Reducing employee turnover and increasing employee retention are top priorities for every business owner. While some turnover is natural and healthy, the last several years have seen concerning trends in employee turnover. Employees are leaving their jobs in droves in a season many are calling The Great Resignation.
According to Gallup, millennials, who now comprise the largest percentage of the workforce, are more likely to change jobs than any previous generation. Voluntary turnover is costly. Research conducted by The Work Institute suggests replacing an employee will conservatively cost up to two times the employee’s annual salary. And businesses rarely have succession plans established for unexpected vacancies. So beyond the financial costs, the lack of employee continuity can frustrate co-workers, dampen morale, and bring productivity to a near halt.

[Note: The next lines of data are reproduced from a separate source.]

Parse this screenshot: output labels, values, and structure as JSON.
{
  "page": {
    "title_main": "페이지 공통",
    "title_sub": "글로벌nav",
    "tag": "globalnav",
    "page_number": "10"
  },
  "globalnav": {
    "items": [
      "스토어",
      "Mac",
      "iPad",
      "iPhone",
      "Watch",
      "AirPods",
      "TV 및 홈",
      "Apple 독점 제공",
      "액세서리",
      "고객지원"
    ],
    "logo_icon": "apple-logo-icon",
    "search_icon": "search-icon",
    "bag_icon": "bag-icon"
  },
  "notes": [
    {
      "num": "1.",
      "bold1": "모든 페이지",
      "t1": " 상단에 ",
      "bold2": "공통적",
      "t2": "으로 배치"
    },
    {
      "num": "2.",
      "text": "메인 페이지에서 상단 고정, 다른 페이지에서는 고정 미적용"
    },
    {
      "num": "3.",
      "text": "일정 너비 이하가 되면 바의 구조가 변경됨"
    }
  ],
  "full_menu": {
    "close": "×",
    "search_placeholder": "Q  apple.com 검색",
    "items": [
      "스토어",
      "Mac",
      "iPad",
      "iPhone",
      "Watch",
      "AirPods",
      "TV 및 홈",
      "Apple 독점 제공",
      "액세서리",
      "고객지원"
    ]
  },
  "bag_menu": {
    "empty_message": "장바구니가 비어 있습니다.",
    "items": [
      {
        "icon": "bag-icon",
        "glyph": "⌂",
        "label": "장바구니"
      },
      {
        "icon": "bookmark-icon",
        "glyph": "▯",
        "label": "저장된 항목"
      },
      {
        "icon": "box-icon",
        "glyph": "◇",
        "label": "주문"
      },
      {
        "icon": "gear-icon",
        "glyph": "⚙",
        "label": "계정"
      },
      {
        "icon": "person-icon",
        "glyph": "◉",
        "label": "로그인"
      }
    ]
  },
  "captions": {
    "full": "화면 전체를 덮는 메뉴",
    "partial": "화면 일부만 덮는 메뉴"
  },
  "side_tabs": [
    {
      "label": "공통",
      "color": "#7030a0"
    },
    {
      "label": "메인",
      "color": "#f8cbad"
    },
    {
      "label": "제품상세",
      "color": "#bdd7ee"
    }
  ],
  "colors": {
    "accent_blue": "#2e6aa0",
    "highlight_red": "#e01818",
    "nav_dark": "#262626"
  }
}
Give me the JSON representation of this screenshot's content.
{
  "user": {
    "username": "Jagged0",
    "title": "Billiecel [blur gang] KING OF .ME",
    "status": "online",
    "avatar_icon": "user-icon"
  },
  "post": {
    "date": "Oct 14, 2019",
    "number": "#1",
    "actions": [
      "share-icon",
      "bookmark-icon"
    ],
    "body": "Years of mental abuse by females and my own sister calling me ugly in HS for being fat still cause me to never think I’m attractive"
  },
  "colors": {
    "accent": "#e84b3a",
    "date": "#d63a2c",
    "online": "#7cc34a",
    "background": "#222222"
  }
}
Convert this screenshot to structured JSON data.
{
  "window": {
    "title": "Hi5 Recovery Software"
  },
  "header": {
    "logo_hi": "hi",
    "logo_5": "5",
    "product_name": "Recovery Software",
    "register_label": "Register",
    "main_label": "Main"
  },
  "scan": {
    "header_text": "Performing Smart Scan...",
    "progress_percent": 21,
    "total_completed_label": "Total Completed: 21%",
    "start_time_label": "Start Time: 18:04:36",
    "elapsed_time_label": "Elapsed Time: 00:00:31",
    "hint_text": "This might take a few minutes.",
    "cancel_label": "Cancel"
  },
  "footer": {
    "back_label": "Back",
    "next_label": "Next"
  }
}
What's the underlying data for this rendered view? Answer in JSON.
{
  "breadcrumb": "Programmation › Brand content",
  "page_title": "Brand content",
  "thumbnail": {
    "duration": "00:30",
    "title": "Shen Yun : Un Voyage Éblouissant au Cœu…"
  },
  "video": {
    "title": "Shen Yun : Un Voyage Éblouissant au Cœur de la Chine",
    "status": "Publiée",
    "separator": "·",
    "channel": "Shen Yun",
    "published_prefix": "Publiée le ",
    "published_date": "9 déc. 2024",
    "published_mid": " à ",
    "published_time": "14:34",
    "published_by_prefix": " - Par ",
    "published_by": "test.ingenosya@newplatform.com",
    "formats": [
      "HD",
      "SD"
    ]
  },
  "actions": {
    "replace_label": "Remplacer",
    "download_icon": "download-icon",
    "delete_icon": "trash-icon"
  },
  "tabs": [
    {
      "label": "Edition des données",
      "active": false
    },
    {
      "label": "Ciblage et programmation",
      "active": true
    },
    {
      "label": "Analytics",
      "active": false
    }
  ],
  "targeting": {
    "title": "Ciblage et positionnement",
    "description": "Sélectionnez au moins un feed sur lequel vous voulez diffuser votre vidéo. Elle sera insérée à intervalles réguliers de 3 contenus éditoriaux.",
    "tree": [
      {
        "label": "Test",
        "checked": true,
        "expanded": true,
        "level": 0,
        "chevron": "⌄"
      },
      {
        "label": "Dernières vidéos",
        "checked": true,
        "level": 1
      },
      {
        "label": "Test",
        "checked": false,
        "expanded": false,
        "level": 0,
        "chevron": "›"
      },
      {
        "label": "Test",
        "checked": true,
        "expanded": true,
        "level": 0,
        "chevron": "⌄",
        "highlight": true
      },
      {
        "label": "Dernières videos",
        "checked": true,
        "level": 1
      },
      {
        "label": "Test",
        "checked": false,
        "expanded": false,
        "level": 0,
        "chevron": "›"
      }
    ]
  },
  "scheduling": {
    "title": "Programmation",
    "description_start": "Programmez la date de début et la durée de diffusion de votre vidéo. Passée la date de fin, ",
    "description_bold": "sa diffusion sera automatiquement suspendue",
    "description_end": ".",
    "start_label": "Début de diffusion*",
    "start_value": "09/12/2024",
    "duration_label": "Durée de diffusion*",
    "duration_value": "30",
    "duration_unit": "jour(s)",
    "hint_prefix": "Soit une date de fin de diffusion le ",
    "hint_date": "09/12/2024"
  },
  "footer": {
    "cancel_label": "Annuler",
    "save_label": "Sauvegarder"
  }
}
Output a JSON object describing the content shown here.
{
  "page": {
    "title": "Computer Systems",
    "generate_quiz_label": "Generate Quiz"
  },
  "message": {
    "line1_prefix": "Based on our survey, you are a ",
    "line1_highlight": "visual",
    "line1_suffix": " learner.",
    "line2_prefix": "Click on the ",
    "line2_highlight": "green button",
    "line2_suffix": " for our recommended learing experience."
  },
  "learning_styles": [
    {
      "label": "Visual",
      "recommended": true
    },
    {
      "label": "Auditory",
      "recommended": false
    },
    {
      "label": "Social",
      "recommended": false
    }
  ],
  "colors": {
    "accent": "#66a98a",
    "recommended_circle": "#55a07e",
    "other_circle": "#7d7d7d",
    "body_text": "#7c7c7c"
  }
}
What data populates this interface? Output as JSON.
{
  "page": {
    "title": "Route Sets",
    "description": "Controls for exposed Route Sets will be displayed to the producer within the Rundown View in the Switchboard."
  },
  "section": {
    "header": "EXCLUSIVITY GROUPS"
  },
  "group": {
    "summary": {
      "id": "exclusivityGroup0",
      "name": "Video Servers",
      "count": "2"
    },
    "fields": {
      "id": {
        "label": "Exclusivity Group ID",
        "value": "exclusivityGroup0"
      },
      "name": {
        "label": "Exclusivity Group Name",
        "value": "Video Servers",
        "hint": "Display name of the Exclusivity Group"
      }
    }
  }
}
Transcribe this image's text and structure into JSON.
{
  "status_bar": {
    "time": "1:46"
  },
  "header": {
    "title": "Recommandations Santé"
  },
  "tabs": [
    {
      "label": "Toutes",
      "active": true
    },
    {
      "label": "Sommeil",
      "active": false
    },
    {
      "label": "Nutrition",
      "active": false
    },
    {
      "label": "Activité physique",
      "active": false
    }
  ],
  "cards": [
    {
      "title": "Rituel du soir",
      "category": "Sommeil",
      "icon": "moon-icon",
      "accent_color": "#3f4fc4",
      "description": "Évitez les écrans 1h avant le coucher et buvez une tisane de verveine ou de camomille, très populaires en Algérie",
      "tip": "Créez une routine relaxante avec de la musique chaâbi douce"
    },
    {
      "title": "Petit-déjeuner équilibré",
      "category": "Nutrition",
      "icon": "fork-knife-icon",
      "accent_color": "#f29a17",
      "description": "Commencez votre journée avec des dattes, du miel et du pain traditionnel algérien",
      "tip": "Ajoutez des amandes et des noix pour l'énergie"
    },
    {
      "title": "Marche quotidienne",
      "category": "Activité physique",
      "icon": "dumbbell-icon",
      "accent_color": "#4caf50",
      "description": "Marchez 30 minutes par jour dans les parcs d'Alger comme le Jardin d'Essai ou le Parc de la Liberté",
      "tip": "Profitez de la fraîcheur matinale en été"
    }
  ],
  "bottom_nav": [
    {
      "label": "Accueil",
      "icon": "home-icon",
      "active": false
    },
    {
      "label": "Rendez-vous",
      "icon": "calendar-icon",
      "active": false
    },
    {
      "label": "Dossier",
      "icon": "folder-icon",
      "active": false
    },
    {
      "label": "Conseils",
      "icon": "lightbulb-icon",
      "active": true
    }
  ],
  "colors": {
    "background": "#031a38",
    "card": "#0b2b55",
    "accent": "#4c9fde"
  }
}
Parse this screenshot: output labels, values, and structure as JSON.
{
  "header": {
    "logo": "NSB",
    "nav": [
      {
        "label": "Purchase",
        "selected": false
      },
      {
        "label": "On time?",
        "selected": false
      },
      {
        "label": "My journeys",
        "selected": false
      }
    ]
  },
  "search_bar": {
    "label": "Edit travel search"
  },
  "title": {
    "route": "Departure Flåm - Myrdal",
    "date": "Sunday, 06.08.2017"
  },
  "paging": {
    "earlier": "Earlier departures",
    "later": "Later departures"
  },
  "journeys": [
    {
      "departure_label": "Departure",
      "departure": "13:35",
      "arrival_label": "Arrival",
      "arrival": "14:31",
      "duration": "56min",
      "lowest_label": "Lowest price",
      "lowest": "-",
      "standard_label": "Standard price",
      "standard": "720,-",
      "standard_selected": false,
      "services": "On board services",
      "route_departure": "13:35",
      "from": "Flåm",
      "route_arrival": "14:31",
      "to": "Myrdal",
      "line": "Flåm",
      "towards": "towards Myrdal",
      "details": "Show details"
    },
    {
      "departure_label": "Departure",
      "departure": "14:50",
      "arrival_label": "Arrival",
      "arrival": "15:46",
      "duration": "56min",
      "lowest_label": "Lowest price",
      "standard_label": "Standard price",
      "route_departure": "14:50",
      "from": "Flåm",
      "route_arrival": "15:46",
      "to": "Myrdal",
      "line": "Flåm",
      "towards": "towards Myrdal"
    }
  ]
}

As Christian CEOs, we care about the well-being of our employees, and at the same time, we need to be wisestewards of our businesses. So what can we do in this season to increase employee retention and overcome unhealthy turnover?
While some employee turnover factors are out of our control, there are proactive things business owners can do to address the retention challenge—even in a tough labor market.
Follow these five research-based steps to overcome unhealthy turnover in your business.
Step 1: Calculate Your Employee Turnover Number
While healthy turnover looks different by industry, ten percent is generally a good benchmark for small- to medium-sized businesses. Most organizations, however, report unhealthy turnover percentages at nearly double that number. In 2021, the Bureau of Labor Statistics reported voluntary turnover in the United States at a staggering 25%.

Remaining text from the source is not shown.